Nasza Loteria SR - pasek na kartach artykułów

Wypowiedział umowę firmie Orange. Ona nałożyła na niego karę

Alicja Zboińska
Alicja Zboińska
Zdzisława Wilk z Miejskiego Klubu Federacji Konsumentów z Łodzi uważa, że operator powinien  przedłużyć umowę na czas nieokreślony, a klient mógłby ją wówczas wypowiedzieć
Zdzisława Wilk z Miejskiego Klubu Federacji Konsumentów z Łodzi uważa, że operator powinien przedłużyć umowę na czas nieokreślony, a klient mógłby ją wówczas wypowiedzieć Grzegorz Gałasiński
Niezadowolony z jakości usługi klient wypowiedział umowę firmie Orange. Ona nałożyła na niego karę. Potem do akcji weszła firma windykacyjna.

Pan Jacek z miejscowości Gzinka w powiecie łowickim ma dosyć odbierania telefonu. Przeważnie dzwonią do niego pracownicy firmy windykacyjnej, która odkupiła dług od firmy Orange, która nałożyła na niego karę. Pan Jacek uważa jednak, że kara została nałożona bezpodstawnie.

Mieszkaniec Gzinki umowę na dostęp do internetu w Orange’u zawarł w lutym 2013 r. Miała ona obowiązywać dwa lata, a klient miał płacić blisko 173 zł miesięcznie. W lutym 2015 r. Orange przedłużyło umowę o rok, a w maju tego samego roku pan Jacek ją wypowiedział.

- Nie widziałem innego wyjścia, nie mogłem normalnie korzystać z usługi, za którą płaciłem - mówi nasz Czytelnik. - Internet albo nie działał wcale, albo działał bardzo powoli. Nie mogłem na nim polegać i wysłałem pismo z informacją, że odstępuję od umowy. Wówczas Orange nałożył na mnie karę w wysokości 1.377 zł.

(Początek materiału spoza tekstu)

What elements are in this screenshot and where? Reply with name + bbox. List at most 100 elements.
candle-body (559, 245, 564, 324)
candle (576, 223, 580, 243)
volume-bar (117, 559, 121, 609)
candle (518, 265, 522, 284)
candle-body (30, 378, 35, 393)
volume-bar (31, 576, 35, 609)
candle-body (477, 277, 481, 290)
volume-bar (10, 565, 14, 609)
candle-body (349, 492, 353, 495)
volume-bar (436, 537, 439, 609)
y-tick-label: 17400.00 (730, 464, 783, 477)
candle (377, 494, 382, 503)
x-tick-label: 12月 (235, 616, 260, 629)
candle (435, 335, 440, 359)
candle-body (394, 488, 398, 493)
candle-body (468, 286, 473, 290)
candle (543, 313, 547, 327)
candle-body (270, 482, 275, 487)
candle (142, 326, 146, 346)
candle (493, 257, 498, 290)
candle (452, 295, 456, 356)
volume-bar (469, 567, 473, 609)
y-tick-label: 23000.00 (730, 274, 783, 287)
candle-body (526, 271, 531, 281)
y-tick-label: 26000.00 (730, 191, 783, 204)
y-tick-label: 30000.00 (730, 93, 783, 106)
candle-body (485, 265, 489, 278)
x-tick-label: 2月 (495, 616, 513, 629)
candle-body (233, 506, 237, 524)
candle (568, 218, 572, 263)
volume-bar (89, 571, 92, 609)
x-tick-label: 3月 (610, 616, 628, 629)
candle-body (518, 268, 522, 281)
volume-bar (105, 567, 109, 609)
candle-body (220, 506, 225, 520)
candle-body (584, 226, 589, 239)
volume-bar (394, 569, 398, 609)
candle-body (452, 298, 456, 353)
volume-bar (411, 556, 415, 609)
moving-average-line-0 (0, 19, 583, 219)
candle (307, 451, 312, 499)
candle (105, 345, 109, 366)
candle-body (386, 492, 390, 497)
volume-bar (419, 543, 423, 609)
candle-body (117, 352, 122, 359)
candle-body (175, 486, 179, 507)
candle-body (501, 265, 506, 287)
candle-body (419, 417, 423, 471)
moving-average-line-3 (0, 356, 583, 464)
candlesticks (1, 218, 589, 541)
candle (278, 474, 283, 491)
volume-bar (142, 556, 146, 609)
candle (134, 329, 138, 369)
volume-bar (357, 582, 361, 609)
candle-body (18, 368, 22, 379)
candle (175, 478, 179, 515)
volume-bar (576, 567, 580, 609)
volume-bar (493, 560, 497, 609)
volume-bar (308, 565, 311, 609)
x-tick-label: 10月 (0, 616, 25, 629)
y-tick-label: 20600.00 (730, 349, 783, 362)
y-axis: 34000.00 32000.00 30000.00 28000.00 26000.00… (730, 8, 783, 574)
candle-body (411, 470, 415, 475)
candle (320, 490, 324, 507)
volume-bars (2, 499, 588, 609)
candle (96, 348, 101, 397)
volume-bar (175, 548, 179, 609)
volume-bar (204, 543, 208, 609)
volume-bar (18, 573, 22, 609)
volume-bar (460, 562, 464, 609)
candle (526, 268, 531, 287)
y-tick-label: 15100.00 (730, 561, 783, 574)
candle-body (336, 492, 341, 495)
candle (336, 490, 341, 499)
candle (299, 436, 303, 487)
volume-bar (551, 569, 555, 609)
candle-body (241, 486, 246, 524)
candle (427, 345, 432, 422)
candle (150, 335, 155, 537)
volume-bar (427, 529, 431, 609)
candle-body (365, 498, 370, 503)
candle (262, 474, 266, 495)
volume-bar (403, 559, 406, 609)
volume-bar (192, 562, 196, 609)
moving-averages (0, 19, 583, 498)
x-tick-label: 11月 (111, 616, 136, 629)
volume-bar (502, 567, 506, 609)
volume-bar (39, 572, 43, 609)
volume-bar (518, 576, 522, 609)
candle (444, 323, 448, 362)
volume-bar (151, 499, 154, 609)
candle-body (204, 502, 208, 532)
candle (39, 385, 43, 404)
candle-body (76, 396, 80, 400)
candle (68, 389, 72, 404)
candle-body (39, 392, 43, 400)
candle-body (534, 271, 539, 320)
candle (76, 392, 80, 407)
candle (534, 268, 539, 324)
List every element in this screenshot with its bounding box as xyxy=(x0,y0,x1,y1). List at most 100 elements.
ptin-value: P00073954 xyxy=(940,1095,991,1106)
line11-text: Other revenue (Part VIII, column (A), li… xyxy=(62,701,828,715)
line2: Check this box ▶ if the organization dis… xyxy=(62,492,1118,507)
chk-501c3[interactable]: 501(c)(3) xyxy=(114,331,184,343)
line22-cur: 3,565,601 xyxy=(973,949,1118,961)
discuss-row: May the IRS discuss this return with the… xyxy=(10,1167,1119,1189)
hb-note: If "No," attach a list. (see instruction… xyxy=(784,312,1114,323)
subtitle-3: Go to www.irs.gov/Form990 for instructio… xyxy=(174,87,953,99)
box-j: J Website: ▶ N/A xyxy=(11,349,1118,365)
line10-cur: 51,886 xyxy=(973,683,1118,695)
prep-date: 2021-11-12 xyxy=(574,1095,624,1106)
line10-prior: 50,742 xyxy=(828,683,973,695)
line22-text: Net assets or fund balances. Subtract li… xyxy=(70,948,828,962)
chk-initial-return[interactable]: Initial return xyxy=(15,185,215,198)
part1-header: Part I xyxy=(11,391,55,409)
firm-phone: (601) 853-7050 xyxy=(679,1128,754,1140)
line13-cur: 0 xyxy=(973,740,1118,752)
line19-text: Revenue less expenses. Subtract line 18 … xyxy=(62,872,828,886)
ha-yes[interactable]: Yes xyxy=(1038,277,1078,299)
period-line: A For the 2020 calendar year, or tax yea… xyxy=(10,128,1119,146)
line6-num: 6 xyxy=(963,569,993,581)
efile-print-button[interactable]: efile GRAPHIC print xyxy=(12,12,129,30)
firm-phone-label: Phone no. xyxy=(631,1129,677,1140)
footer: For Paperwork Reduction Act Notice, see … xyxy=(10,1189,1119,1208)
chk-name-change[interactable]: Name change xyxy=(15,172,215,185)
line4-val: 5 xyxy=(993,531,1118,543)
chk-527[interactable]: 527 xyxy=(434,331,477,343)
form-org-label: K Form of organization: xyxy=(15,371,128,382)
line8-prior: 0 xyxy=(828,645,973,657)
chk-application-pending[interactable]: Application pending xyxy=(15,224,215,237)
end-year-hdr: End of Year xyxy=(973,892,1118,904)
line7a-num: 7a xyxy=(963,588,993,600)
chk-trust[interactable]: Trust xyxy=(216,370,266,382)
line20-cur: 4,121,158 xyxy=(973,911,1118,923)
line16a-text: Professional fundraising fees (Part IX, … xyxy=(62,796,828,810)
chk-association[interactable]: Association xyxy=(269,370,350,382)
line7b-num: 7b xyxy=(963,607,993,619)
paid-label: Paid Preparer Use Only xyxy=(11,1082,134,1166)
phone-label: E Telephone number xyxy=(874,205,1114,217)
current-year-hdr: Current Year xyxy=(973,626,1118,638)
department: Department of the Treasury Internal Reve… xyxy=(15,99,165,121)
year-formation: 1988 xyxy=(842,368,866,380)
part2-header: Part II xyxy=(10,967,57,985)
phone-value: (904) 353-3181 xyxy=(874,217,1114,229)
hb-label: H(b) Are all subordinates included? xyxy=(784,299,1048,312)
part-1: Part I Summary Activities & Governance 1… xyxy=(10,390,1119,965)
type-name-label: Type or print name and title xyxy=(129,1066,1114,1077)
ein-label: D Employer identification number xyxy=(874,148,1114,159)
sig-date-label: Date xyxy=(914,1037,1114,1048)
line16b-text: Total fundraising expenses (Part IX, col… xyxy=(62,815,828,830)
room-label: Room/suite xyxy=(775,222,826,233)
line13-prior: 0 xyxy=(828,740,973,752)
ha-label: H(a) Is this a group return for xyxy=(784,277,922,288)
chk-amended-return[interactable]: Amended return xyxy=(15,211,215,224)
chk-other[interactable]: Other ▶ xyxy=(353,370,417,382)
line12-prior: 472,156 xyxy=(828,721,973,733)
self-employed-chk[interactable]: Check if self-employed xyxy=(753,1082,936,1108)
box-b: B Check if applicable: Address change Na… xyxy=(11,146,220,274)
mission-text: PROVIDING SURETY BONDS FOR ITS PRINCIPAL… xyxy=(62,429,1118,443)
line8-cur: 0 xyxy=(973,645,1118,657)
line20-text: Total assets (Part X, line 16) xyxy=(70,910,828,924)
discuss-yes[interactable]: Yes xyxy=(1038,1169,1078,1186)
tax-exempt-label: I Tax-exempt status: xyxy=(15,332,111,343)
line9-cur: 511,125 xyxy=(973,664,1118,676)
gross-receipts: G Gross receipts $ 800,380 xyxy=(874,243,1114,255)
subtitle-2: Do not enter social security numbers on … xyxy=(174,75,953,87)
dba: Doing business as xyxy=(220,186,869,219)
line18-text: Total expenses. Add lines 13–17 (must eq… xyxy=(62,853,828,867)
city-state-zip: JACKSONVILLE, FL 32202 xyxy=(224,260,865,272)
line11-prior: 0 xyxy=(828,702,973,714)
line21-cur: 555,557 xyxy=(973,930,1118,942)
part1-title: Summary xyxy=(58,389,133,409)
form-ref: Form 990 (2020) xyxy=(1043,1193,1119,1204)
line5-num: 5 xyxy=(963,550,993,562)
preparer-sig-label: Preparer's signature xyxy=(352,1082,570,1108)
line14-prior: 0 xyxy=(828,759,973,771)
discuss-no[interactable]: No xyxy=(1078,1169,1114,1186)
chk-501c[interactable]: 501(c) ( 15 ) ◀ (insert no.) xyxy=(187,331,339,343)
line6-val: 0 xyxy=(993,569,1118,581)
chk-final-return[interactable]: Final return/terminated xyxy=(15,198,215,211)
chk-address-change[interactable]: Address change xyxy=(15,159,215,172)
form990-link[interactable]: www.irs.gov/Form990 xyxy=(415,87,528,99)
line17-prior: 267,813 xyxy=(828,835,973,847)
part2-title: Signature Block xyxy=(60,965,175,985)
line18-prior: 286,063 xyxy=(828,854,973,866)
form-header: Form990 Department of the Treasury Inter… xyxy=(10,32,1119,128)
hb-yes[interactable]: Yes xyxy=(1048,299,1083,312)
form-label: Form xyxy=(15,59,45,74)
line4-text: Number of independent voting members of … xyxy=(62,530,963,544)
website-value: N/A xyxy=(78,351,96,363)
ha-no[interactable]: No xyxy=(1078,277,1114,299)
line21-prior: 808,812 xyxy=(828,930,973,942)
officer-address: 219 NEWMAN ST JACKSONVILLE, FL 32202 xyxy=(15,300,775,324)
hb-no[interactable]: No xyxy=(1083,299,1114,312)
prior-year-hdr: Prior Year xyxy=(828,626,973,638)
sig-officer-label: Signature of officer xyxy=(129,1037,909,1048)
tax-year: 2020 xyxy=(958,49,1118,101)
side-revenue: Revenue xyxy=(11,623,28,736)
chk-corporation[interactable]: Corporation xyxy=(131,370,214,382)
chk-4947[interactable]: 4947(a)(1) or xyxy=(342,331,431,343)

Początkowo pan Jacek nie wiedział, dlaczego akurat tyle ma zapłacić operatorowi. Okazało się, że chodzi o abonament mnożony przez osiem miesięcy, które pozostały do końca umowy. Jego reklamacje zostały odrzucone, mężczyzna zgłosił się więc do Urzędu Komunikacji Elektronicznej. Okazało się jednak, ze Orange nie wyraził zgody na mediację i sprzedał karę firmie windykacyjnej.

Orange odpiera zarzuty pana Jacka. - Klient korzystał z usługi internetu DSL od 2013 roku - zaznacza Maria Piechocka z biura prasowego firmy Orange. - Umowa była zawarta na czas określony. Po tym czasie umowa została automatycznie przedłużona na kolejne 12 miesięcy, do 14 lutego 2016r. Jest to zgodne z zapisami podpisanej przez klienta umowy. Jej zapis mówi, że „jeżeli abonent w terminie co najmniej 30 dni przed upływem pierwotnego okresu obwiązywania umowy nie zawiadomi Orange Polska, iż nie zamierza korzystać z usługi po pierwotnym okresie obowiązywania umowy, wówczas przyjmuje się, że umowa zostaje przedłużona na czas określony kolejnych 12 miesięcy na dotychczasowych warunkach świadczenia usługi”. 26 maja 2015 r. w trakcie trwania umowy wpłynęło pismo klienta o rezygnacji z usługi z miesięcznym okresem wypowiedzenia.

Czytaj:Łodzianka od grudnia usiłuje przekonać firmę Orange, że nie pospisywała żadnej umowy

Orange rozwiązał umowę 1 lipca 2015 r. i naliczył karę, zgodnie z umową. Maria Piechocka dodaje, ze klient rozwiązując umowę nie powołał się na problemy techniczne. Przedstawicielka operatora dodaje, że ponieważ pan Jacek nie zapłacił kary, to dług został sprzedany firmie windykacyjnej.

Zdaniem Zdzisławy Wilk, prezes Miejskiego Klubu Federacji Konsumentów w Łodzi, operator nie powinien przedłużać umowy o rok, tylko na czas nieokreślony. A wówczas pan Jacek miałby możliwość wcześniejszego wypowiedzenia umowy. To wynik decyzji Urzędu Ochrony Konkurencji i Konsumentów.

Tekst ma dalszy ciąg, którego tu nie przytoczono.